La Muerte Roja
El sábado se fue la luz en mi casa y en muchas casas.
Me puse a releer en el comedor un cuento del maestro Poe, a la luz de las velas. Afuera, la tormenta llevaba a cabo su brainstorming de relámpagos.
La Máscara de la Muerte Roja. Es el nombre del relato. Ustedes conocen la trama: la peste –o sea la Muerte Roja– asola el país del príncipe Próspero, que opta por recluirse en su castillo a vivir la dolce vita, junto a una corte narcotizada por la liviandad y el placer, de espaldas a la enfermedad.
El cuento relata una pomposa y extravagante fiesta de máscaras en donde los invitados ríen a lo largo de siete salones o cámaras, mientras afuera la peste extiende su territorio trágico.
Pero un extraño invitado se presenta en la fiesta. “Su figura era alta y delgada, y llevaba una mortaja desde la cabeza a los pies”. “Su mortaja estaba salpicada de sangre y su amplia frente, como todo su rostro, estaba manchada por el horror escarlata”.
Naturalmente, este invitado tan peculiar es la “Muerte Roja”. “Uno a uno cayeron los concurrentes en las salas de la fiesta y cada uno murió en la posición desesperada de su caída”.
Relato sobre el escapismo, La Máscara de la Muerte Roja describe puntualmente cómo es que huimos de la realidad y de nuestras responsabilidades soberanas.

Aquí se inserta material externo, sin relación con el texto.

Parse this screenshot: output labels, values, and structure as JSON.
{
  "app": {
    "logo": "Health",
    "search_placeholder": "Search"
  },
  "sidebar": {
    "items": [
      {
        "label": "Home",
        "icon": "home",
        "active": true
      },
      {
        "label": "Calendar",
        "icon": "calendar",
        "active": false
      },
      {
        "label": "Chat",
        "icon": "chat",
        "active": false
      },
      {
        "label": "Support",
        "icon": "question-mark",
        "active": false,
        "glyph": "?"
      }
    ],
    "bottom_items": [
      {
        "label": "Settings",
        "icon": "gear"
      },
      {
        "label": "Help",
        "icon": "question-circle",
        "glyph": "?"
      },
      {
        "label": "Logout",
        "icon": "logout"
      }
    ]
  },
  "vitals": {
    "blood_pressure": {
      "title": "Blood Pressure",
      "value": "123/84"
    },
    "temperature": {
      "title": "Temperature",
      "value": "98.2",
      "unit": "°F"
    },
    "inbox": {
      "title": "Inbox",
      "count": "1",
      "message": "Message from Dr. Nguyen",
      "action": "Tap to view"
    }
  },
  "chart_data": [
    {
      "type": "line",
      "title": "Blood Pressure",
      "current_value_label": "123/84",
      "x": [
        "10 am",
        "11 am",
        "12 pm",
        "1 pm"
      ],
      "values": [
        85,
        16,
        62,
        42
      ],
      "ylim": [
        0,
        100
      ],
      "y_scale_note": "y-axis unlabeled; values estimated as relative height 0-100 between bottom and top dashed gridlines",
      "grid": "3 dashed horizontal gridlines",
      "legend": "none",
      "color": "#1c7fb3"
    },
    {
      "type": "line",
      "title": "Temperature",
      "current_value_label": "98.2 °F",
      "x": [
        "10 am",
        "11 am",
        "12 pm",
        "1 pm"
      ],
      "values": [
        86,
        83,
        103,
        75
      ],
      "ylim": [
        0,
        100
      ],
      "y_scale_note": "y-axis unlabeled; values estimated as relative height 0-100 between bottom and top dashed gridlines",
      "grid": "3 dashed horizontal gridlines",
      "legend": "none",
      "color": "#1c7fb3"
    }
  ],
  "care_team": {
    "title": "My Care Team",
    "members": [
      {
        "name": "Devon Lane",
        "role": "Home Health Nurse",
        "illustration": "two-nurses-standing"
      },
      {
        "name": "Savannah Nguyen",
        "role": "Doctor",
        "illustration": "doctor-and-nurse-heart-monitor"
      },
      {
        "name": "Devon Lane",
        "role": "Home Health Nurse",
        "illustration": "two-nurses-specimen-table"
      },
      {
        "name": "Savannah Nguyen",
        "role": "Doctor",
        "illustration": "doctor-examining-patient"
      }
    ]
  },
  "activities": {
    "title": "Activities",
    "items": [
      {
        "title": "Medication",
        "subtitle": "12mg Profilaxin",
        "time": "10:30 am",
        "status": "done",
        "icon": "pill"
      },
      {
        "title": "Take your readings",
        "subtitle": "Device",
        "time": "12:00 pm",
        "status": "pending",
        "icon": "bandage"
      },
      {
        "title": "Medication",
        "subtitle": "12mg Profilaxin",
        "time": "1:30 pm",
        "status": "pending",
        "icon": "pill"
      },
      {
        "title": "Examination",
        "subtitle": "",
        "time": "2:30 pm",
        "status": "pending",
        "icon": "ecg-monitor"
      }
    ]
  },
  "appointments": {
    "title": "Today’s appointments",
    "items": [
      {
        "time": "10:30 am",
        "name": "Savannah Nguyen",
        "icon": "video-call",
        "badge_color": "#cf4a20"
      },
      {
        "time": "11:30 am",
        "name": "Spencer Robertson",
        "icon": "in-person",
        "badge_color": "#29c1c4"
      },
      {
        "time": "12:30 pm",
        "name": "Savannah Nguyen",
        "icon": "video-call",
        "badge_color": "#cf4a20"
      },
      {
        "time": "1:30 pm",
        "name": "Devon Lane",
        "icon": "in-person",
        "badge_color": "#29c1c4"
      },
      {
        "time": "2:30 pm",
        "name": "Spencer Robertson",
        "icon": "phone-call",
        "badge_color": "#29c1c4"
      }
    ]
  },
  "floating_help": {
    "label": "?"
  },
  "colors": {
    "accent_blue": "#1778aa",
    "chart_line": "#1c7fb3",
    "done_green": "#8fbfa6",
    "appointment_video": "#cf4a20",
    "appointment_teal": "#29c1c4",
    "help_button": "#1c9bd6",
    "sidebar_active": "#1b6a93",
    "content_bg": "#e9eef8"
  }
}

En un sentido, Agatha es la Muerte Roja. Y al igual que el príncipe y su corte, hay quienes se fueron a encerrar a sus cámaras, ajenos a la tragedia del huracán, sin tan siquiera un pensamiento o plegaria de solidaridad. Sencillamente no conectaron con lo que estaba pasando a su alrededor. Se pusieron a ver ESPN. Se fueron a jugar FarmVille. Optaron por emborrachase. Se durmieron. Se volvieron a hundir en la cotidianidad.
Lo que Poe propone es que no importa qué tan refundido estés en tu casa en suburbia o en tu suburbia interior, la Muerte Roja sabrá encontrarte.
Siempre se paga un precio por no estar abierto al dolor del prójimo.